With the stiff competition for book contracts, new writers are urged to have their manuscripts professionally edited before they begin agent shopping. But editors are not created equal. To my knowledge, there are few if any requirements to call oneself an editor. Many of my students complain that they’ve received a mere “line edit” (correcting the text line by line) when they needed so much more.
Writing Tip for Today: Several types and levels of editing exist. These are usually freelance editors who take on projects that aren’t under contract. If you search for one, be sure to get services in writing and seek out testimonials from other clients before you pony up. If possible look for editors with proven track records, such as experience as an in-house editor. Never pay an agent to edit your manuscript. Agents sell books, period.

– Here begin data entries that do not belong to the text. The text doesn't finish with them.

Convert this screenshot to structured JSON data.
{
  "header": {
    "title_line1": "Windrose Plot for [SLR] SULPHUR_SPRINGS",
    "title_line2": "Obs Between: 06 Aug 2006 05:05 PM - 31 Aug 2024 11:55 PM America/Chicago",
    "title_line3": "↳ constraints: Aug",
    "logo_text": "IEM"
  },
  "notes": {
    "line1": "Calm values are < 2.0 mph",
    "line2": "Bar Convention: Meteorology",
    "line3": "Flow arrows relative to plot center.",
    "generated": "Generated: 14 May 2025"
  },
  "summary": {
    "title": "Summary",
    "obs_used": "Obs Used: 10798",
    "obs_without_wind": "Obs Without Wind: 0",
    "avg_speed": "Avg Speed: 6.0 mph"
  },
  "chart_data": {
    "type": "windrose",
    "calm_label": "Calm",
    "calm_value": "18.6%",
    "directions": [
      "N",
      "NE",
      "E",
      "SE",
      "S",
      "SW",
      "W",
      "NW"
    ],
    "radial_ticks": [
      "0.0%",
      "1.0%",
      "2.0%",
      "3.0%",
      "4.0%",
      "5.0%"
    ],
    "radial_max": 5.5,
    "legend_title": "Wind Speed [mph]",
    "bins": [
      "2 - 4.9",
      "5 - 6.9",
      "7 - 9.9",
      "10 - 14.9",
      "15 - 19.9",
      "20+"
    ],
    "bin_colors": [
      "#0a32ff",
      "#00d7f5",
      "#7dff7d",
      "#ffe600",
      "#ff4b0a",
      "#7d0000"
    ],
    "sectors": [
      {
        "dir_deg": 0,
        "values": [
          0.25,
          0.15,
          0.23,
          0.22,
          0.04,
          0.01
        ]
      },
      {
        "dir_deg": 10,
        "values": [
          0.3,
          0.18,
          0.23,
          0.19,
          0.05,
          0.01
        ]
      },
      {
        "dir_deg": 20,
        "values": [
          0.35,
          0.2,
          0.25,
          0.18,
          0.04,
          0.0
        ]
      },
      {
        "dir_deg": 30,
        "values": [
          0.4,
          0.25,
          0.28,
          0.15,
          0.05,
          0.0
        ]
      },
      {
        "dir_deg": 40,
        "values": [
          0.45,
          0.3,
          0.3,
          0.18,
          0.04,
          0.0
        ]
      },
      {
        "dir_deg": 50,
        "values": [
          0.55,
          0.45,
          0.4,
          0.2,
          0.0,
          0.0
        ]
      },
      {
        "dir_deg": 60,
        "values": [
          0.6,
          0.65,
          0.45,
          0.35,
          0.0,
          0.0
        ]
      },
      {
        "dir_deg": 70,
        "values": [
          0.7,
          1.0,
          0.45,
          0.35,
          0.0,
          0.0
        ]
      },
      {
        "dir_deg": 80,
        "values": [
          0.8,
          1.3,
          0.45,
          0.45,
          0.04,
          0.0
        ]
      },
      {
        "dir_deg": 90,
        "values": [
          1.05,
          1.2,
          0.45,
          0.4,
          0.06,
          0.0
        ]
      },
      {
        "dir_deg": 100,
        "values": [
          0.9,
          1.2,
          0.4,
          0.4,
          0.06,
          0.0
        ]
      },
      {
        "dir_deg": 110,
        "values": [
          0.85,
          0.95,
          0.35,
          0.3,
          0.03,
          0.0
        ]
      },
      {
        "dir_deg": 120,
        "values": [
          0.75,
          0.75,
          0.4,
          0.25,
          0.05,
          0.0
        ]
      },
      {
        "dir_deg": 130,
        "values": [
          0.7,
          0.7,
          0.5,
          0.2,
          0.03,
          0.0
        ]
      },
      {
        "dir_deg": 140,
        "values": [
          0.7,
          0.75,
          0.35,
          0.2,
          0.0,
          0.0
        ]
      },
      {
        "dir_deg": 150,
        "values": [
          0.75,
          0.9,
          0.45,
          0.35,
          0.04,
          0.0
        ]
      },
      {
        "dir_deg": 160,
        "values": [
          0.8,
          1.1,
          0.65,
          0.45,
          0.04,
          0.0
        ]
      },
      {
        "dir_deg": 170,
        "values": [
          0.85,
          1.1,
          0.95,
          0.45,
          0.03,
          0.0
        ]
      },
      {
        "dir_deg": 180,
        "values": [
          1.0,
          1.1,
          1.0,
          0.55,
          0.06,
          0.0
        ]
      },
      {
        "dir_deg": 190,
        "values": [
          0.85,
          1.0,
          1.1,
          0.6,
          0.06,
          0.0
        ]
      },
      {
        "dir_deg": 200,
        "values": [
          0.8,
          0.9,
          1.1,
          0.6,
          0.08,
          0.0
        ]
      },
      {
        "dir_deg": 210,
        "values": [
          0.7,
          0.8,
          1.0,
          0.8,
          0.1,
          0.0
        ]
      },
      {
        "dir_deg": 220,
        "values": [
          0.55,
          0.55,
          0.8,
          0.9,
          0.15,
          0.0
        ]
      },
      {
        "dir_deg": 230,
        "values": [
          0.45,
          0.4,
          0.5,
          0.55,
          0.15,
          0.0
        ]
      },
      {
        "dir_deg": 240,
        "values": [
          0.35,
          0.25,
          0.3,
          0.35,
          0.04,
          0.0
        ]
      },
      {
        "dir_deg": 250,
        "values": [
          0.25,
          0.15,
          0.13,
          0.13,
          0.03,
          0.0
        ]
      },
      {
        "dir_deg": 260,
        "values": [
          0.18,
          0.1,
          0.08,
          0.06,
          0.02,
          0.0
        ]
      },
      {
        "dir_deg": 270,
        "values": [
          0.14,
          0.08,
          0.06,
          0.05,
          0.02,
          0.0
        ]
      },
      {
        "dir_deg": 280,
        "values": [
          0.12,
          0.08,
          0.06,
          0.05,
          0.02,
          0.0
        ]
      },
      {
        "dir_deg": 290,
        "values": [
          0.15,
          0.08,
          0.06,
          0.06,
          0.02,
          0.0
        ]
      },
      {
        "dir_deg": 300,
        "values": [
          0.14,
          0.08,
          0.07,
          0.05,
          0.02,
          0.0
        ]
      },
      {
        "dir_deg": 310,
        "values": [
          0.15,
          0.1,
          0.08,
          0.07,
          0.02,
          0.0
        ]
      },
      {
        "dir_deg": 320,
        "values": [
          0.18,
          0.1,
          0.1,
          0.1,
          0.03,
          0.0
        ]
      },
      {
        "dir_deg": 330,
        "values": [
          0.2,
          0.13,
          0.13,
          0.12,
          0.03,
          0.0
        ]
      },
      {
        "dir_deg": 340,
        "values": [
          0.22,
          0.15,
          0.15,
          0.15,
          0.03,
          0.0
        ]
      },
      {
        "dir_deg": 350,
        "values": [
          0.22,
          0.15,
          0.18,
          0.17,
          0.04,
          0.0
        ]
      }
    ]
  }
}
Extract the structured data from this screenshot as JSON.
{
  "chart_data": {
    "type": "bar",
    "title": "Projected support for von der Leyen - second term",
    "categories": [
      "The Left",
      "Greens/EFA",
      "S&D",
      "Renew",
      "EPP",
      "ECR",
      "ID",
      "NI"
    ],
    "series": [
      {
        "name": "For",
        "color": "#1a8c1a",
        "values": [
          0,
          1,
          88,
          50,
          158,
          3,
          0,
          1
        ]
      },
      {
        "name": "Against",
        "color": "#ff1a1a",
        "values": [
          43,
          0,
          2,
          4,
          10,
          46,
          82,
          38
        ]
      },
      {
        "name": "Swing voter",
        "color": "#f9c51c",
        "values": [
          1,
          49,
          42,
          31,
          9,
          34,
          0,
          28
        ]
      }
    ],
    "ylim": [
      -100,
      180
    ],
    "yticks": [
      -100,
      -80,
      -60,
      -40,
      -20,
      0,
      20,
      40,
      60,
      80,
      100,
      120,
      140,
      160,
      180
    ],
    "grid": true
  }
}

- Line or Copy Editor. For the pre-published, it’s essential that your manuscript be as error-free as possible. Spelling, grammar, punctuation and other mechanics should be corrected and areas such as dialogue format and apostrophes ought to be smoothed out. If you can’t remember the difference between waste and waist, a copy or line editor might be what you need.
- Content or Substantive Editor. Goes beyond the mechanics. This type of edit means your scene writing skills, character development and general story arc are evaluated. A good substantive editor brainstorms with the writer to help flagging stakes, weak characters or too much narrative versus scenes.
- Comprehensive Editor. This type of edit combines substantive and copy editing. Usually the most expensive option.